Tirò fuori quattro pagine di un quotidiano ingiallito e mi disse: “Spero ti porti fortuna per il lavoro”. Pensavo fosse una stampa, invece era la copia autentica del primo numero del Corriere della Sera, datata 5 marzo 1876.
Un dono tirato fuori da vecchie scartoffie in soffitta. Papà è un tipo taciturno, ma in quell’occasione avanzò tra i presenti: “Se non vi spiace la prendo io, mio figlio ha iniziato a scrivere e pare faccia sul serio”.
Nel lungo arco di tempo legato alla mia professione, questa copia del quotidiano milanese mi ha accompagnato come una sorta di amuleto.
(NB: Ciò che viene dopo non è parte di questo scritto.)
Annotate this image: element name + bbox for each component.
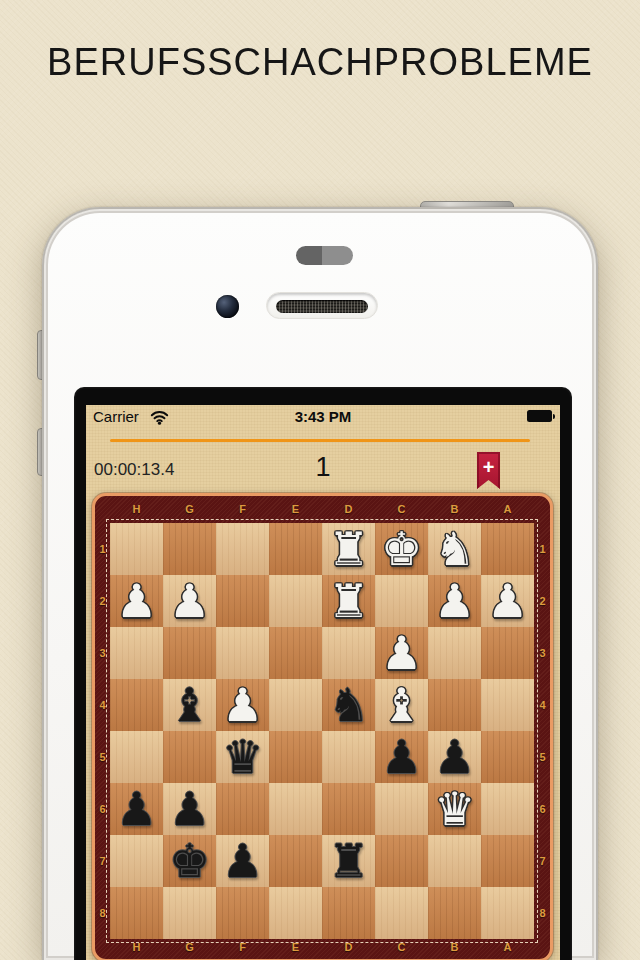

Senza inciampare nel solito luogo comune che fa di noi napoletani i malati cronici della superstizione, più che trattarlo da feticcio mummificato nel mio archivio, l’ho vissuto come interlocutore della memoria, leggendo e rileggendo articoli e titoli, orfani dell’arroganza delle immagini e della prepotenza dell’inserzione pubblicitaria nel marasma online dei nostri tempi.
“Pubblico, vogliamo parlarti in chiaro…”, esordiva il quotidiano neonato che in abbonamento costava, per tutto l’annata del 1876, L.12. Ho smesso di chiedermi per quante mani fosse passata questa copia, portandosi dietro la refurtiva del tempo che traccia la storia della professione del giornalista, dall’alba al tramonto, senza dimenticare i ricordi dei tanti inviati e collaboratori minori che hanno fatto camminare il Corriere della Sera per 140 anni.
Sabato 5 marzo, in occasione dell’emissione filatelica, appiccicherò il francobollo commemorativo sulla tuta da lavoro di mio padre, ripiegata in un cassetto alla periferia di Napoli, per ricordare a chi lo avesse dimenticato che questi fogli ingialliti, sopravvissuti ai traslochi della mia vita, ricompongono la storia di ciascuno.